Hey everyone! I'm trying to set up WinRM (HTTPS) to connect from a domain-joined machine to an Entra-joined device, which seems to act like a workgroup machine. Here's the setup: I've got a domain-joined source machine and an Entra-joined target machine that isn't in Active Directory. The HTTPS port (5986) is open, a certificate is deployed on the remote device, and the WinRM listener is set for HTTPS. However, I keep running into issues. When I run 'Test-WSMan -ComputerName "xxx" -UseSSL -ErrorAction Stop', I get an error saying the WinRM client can't complete the operation and to check the computer name and network accessibility.

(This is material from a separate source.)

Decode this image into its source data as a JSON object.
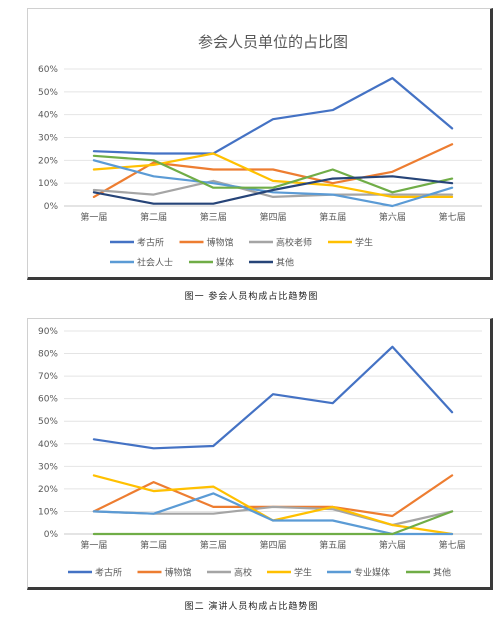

I've noticed a few things: it works fine for domain-joined machines using Kerberos, the Entra device isn't in our DNS (which I guess is normal), and I can only resolve its name using its IP address.
I have a couple of questions:
1. Are there limitations on using WinRM from a domain device to an Entra device?
2. What's the best authentication method to use here (should I go with NTLM, Basic over HTTPS, or certificates)?
3. Do I need DNS registration, or can I just use the IP and hosts file?
4. Are there specific WinRM configurations needed for devices joined only to Entra?
I feel like I'm missing something crucial about how WinRM authentication works outside of AD and Kerberos. Thanks in advance for your help!
3 Answers
You might want to check the remote device's settings. Sometimes, you need to set the trusted hosts list on the domain machine to include the IP or name of the Entra device. That can really help with communication, especially when it’s not in the DNS. However, just a heads up, managing trusted hosts can get a bit tricky if you've got a lot of devices.
I think it's a good idea to try adding a dollar sign ($) at the end of the device name when you run the command. I’m not entirely sure if that’s a requirement, but it might help with recognition, especially in mixed environments.
Where do you think we should add that? In the Test-WSMan command?
Don’t forget that WinRM can use multiple ports. If you’re using it for WMI monitoring, like with tools such as Orion, you might need to open up ports 135, 445, and the whole range from 1024 up to 65535. Just make sure your firewall allows those connections.
Yeah, managing 3000 devices can be a nightmare with trusted hosts. You'd need local admin rights to set it, which complicates things a lot.